I went to the Lincoln Park Conservatory with someone from class. We shot for about an hour and a half, trying to get good examples of different depths of field.

It's easier to take pictures of plants than people since they stay pretty still, but I struggled to take a photo that I liked. It all looked a little hallmark-ish until I started looking at the plants a bit more closely. I tried to capture the textures I saw on the bark of the different kinds of trees and vines.

A (fellow CPCer) wasn't too excited about what she shot, but I think she's just a little hard on herself. We did get some good examples of depth of field.

We think.

Here are a few of my favorite photos from our shoot:

[shallow depth of field]


[greater depth of field]


[extremely shallow depth of field]


[shallow depth of field]

week three

Tonight we learned about making proof sheets for our photos. We went up into the lab and figured out how to use the printers and talked about Tree House (the upstairs lab at CPC) etiquette. We'll be using the lab once a week to work on and print images.

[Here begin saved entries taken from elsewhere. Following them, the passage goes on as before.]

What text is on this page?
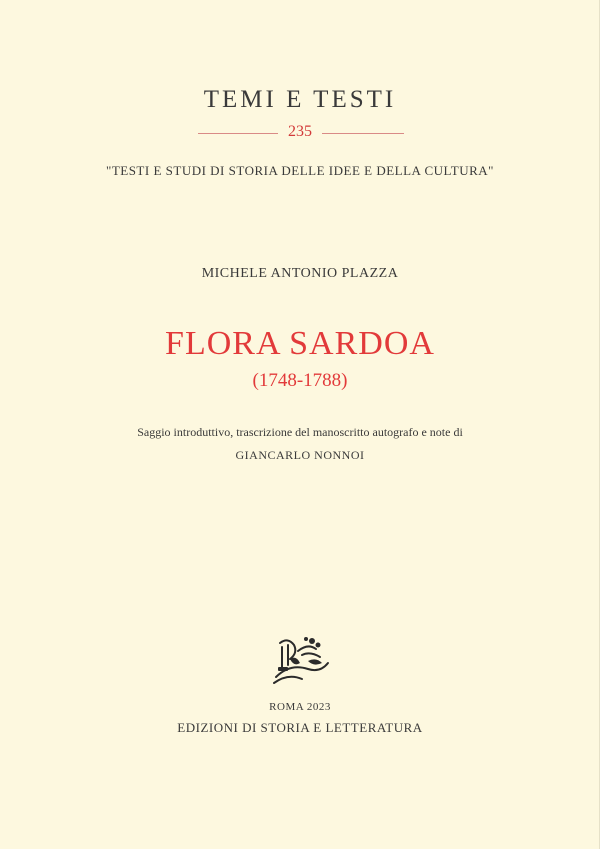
TEMI E TESTI
235
"TESTI E STUDI DI STORIA DELLE IDEE E DELLA CULTURA"
MICHELE ANTONIO PLAZZA
FLORA SARDOA
(1748-1788)
Saggio introduttivo, trascrizione del manoscritto autografo e note di
GIANCARLO NONNOI
ROMA 2023
EDIZIONI DI STORIA E LETTERATURA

Some of the people in class aren't that comfortable with computers (and for us Mac users, the PCs required a refresher), but by the end of the lab session, we'd basically got the naming, indexing, and archiving processes down.

This week we're shooting photos that explore depth of field choices. I've never been to the Lincoln Park Conservatory, so I am thinking I'll go there to shoot.

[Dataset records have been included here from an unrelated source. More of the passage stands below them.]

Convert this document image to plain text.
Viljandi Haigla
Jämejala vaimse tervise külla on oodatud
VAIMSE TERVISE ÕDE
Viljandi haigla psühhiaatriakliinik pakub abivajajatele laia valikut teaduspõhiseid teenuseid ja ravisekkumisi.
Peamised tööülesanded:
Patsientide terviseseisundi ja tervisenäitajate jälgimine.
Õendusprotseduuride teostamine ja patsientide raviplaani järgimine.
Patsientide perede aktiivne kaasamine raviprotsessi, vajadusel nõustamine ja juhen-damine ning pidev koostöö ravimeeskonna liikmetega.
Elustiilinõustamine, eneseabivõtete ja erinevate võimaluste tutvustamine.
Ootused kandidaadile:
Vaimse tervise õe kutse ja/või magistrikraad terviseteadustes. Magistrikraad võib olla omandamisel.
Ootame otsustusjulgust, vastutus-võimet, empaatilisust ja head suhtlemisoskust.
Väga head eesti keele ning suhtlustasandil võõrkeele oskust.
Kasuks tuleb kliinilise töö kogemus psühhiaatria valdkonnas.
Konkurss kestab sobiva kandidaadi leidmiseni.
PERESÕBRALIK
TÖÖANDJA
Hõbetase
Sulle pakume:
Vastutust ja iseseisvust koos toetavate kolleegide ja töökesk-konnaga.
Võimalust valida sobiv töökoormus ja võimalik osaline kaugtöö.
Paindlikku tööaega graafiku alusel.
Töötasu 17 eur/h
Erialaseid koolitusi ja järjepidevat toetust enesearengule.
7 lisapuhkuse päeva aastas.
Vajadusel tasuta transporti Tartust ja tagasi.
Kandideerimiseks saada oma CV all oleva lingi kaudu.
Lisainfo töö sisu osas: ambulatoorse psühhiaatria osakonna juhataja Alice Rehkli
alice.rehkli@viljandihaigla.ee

week two: motion assignment

I was out in Seattle this past weekend for a wedding, so I took a walk by myself around downtown and looked for motion. Birds were mentioned as being illegal subjects for this assignment (because they are small and composition tends to go out the window when you're shooting something that fast-moving), but I couldn't resist taking a few photos of a pigeon building a nest in the sign for an old ramshackle hotel.

One thing I hadn't realized was how many photos I'd have to take to get the photo I wanted. I have a whole card filled with these pigeons. And I'm still not quite sure whether the blurring I captured was due to motion, and not to the subject being out of focus.

[stopped motion]


[pigeon out of focus]


[some motion blurring]

week two

Tonight we learned about shutter speed and how to use the length of time the shutter is open to get different results. This week we'll be trying to stop motion and show motion (as a blur).

A few of the students went out after class and I joined them. When I carry my camera, everything looks like a good photo op.

Here a two shots I took while we were hanging out:



week one: 512MB assigment

I went to Forest Home Cemetary to take some photos for our first assignment. It had just rained and so I slogged through the mud and around the gravestones hoping to find interesting angles and perspectives. I felt a little uncomfortable when a funeral procession went by and I was snapping photos of old grave headstones.